The MuleSoft system where we had the transactions latency issue is managed by another team from another company, so, before we file a GitHub in order to speed things up we will have to ask them in advance for the information you may need to make sense of the situation.
We have prepared this list of items that we think would be relevant to your analysis; please feel free to add and/or modify as necessary, and we will immediately forward the request to the MuleSoft team on your behalf.
List of Mulesoft components installed
for each module, number of Virtual Machines where it is installed (and what modules share the same VM)
for each Virtual Machine: OS version, JVM version, Disk size, Memory size, number of cores, etc;
for each Virtual Machine: current resources (disk, memory, CPU) usage (after removal of the Agent);
for each Virtual Machine: resources usage (disk, memory, CPU) when the issue occurred;
On "our" side of the integration, the Elastic stack is configured as follows:
all modules are Elastic version 7.12.1 (Platinum Licence), running on the default OpenJDK 11 JVM on Debian 10 Virtual Machines on Google Cloud Platform;
standalone (legacy) APM Server binary (1 VM, shared with Heartbeat);
Heartbeat (1 VM, shared with the APM Server);
Logstash (4 VMs, shared with Kibana);
Kibana (4 VMs, shared with Logstash);
Elasticsearch (10 VMs);
The APM Server is currently monitoring 4 other external applications via the standard Java APM agent, with no issues either side;
THANK YOU for taking the time to look into the issue and apply improvements.

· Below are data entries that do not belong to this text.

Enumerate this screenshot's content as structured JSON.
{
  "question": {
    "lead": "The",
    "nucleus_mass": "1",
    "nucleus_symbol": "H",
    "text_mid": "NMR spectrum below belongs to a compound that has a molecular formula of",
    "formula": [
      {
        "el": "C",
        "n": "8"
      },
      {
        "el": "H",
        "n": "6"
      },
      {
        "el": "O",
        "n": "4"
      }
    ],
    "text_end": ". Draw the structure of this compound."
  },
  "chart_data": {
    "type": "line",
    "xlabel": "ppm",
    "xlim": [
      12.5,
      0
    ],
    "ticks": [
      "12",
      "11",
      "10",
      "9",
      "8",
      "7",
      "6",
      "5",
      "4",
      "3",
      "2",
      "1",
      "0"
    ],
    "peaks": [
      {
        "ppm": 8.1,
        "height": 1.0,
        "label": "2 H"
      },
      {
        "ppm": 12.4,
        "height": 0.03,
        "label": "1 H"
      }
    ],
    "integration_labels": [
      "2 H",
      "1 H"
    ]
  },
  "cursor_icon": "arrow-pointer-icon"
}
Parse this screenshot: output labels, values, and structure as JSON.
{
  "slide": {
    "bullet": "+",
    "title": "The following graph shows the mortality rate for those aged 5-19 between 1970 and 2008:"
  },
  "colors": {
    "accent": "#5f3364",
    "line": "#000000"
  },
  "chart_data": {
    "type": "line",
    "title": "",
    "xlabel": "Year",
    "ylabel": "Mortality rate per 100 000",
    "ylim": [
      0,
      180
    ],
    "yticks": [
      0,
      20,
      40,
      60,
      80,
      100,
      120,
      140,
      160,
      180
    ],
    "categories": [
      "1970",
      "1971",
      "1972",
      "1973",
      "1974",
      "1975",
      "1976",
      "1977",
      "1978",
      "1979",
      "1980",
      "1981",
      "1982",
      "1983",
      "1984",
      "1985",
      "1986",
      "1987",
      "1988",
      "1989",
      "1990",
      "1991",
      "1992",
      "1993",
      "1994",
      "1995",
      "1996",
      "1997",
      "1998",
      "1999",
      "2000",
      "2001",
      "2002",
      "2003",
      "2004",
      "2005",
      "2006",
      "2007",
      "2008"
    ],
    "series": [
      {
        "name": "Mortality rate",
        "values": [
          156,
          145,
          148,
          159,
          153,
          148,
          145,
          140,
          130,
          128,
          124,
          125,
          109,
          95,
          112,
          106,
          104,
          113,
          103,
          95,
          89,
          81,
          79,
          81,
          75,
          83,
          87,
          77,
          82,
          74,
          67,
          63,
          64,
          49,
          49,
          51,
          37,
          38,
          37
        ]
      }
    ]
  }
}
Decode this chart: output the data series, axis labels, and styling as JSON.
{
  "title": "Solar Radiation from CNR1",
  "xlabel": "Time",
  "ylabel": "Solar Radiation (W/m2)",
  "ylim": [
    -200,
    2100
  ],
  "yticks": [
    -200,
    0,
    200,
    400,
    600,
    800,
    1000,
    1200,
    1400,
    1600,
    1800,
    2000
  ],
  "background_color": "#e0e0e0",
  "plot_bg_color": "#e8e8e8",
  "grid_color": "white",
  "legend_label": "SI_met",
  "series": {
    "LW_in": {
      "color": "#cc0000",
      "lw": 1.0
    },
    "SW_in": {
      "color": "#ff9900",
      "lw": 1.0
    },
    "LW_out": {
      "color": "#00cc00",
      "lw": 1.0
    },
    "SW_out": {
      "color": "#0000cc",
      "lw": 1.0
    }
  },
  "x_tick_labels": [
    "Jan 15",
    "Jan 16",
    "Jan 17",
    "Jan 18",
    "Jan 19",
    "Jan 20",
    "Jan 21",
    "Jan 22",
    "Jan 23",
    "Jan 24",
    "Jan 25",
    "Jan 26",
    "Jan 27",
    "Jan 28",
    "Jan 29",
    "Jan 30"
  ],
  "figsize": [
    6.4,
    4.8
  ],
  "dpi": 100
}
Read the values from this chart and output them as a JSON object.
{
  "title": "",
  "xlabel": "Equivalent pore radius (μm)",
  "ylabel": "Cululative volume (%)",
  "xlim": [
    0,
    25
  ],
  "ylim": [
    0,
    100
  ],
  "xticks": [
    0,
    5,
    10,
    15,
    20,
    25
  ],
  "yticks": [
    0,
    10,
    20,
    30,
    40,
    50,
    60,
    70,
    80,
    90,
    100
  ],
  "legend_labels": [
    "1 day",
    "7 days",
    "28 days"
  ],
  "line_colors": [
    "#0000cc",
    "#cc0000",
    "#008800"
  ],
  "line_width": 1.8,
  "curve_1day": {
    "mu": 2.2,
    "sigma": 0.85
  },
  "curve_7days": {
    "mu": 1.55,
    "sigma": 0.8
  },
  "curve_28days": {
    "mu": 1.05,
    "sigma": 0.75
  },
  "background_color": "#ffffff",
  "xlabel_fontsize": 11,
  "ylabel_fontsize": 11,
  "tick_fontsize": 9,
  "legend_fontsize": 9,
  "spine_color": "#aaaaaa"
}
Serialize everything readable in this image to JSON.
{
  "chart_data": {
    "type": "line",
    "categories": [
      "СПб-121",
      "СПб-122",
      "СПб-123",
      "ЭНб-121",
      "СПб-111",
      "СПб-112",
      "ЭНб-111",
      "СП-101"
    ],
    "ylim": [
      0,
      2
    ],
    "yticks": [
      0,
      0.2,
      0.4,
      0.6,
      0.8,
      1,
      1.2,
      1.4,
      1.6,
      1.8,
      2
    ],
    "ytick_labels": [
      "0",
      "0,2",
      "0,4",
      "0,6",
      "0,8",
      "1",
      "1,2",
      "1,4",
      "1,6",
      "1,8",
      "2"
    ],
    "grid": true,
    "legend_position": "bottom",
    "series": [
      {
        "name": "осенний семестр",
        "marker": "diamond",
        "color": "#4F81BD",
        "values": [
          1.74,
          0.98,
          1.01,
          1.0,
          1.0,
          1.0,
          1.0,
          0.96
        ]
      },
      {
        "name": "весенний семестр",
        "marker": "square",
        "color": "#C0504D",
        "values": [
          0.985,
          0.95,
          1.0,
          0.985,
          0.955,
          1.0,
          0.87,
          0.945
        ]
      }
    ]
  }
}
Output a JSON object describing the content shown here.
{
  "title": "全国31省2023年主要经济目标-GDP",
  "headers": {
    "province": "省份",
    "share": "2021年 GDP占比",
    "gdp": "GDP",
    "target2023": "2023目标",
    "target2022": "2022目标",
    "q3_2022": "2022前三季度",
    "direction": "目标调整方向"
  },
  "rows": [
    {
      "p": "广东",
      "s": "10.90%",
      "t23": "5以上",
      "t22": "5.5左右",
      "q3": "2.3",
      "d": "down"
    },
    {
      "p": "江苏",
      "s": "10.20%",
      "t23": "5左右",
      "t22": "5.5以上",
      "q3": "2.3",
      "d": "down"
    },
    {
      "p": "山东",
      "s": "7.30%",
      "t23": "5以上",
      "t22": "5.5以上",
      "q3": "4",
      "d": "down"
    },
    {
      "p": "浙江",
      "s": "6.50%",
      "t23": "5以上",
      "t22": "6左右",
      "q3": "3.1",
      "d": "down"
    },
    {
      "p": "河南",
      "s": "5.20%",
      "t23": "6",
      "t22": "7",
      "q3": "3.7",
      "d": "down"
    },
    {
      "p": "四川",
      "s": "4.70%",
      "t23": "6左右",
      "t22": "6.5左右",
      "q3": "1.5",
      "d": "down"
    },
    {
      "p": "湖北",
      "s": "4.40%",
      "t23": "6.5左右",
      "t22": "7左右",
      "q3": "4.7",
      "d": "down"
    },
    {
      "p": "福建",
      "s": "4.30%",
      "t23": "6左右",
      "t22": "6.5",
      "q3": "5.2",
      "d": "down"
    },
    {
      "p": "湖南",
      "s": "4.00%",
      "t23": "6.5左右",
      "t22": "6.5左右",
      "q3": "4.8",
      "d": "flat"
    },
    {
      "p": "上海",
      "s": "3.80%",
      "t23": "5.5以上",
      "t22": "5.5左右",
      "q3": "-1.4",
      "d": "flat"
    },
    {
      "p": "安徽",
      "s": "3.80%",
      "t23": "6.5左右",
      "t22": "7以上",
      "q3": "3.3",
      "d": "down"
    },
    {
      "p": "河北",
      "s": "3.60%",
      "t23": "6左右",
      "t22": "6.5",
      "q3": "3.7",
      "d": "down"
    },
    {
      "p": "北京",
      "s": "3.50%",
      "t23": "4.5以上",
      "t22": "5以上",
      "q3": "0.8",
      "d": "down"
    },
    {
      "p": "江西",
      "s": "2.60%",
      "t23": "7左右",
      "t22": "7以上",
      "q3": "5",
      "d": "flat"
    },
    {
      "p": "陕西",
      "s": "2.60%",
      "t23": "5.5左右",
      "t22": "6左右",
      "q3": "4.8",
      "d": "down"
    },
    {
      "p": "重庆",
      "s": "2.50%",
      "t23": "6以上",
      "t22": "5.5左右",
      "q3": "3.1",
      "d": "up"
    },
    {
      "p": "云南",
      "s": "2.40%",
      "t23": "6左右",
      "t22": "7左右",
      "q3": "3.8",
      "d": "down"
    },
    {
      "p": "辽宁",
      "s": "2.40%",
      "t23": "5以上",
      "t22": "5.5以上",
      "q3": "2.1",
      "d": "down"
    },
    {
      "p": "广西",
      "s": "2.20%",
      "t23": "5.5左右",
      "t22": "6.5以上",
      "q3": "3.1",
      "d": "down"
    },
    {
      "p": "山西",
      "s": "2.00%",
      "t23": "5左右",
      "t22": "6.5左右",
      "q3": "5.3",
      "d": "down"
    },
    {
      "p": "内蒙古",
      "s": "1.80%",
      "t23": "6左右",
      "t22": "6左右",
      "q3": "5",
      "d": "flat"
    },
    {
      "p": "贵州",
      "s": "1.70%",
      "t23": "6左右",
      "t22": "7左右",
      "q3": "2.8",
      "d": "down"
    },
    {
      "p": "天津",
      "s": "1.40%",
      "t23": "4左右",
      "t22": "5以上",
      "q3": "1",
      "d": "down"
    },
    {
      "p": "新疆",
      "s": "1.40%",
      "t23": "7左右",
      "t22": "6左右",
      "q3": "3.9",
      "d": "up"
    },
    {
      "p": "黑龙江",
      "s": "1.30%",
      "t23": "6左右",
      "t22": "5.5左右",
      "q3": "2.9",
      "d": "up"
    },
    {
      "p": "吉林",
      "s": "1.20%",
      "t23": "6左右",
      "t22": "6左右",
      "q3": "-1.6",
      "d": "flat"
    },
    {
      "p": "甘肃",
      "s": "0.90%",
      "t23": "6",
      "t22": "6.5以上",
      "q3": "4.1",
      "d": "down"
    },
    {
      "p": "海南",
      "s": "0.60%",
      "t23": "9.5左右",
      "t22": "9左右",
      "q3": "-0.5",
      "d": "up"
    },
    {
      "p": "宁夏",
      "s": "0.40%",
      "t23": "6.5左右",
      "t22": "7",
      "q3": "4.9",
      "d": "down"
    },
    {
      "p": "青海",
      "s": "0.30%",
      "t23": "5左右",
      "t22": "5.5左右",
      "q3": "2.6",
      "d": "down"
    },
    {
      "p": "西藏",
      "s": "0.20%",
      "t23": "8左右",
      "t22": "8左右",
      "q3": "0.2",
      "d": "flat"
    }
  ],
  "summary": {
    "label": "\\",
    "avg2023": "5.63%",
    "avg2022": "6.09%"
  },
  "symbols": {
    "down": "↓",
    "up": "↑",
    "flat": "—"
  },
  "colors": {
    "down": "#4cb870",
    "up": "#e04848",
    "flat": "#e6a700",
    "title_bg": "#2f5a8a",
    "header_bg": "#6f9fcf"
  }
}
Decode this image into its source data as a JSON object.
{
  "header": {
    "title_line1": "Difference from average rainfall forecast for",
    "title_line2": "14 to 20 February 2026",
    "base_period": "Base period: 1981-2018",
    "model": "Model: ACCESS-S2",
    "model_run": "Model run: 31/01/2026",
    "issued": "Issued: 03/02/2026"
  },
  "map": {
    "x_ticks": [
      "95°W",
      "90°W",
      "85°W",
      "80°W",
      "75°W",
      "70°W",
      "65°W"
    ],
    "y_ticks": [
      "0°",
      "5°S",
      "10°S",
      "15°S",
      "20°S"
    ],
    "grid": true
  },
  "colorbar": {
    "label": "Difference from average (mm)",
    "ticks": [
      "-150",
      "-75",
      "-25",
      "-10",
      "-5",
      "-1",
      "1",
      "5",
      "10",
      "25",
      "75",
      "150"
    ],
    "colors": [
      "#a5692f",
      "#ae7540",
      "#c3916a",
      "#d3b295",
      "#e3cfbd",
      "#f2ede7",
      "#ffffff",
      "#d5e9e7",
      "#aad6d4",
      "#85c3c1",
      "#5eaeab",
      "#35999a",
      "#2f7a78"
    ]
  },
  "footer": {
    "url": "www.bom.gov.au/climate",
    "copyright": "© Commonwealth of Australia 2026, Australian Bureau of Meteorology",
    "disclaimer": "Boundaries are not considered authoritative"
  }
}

The Mulesoft team sent us some information about their Production environment this morning, if that may still be of use to you.
Their application runs on Mulesoft Runtime Standalone (version 3.8.4), installed on a total of 10 CentOS Linux machines (release 7.9.2009), each equipped with 8 CPUs, 48 GB RAM and 80 GB HD. The 10 nodes are organised as follows:
a Cluster with 2 nodes (Java 1.8.0_191);
a Server Group with 6 nodes (Java 1.8.0_322);
2 backup nodes (Java 1.8.0_322);
We are going to suggest that they try to install the improved v1.21.1 of your Agent, and see if the latency issue is solved.
However, they also added that they are preparing to migrate the whole application to the later Mulesoft RTF Runtime 3.9.5 version.
The RTF Runtime would run on Java 1.8.0_282 on a total of 18 RHEL 8.4 machines, each equipped with 2 CPUs, 16 GB RAM. The nodes will be organised as follows:
3 Controller nodes, with 3 HD each: 80 GB (OS), 250 GB (Docker), 60 GB (etcd);
15 Worker nodes, with 2 HD each: 80 GB (OS), 250 GB (Docker);
Would your elastic-apm-mule3-agent v1.21.1 be still compatible with that?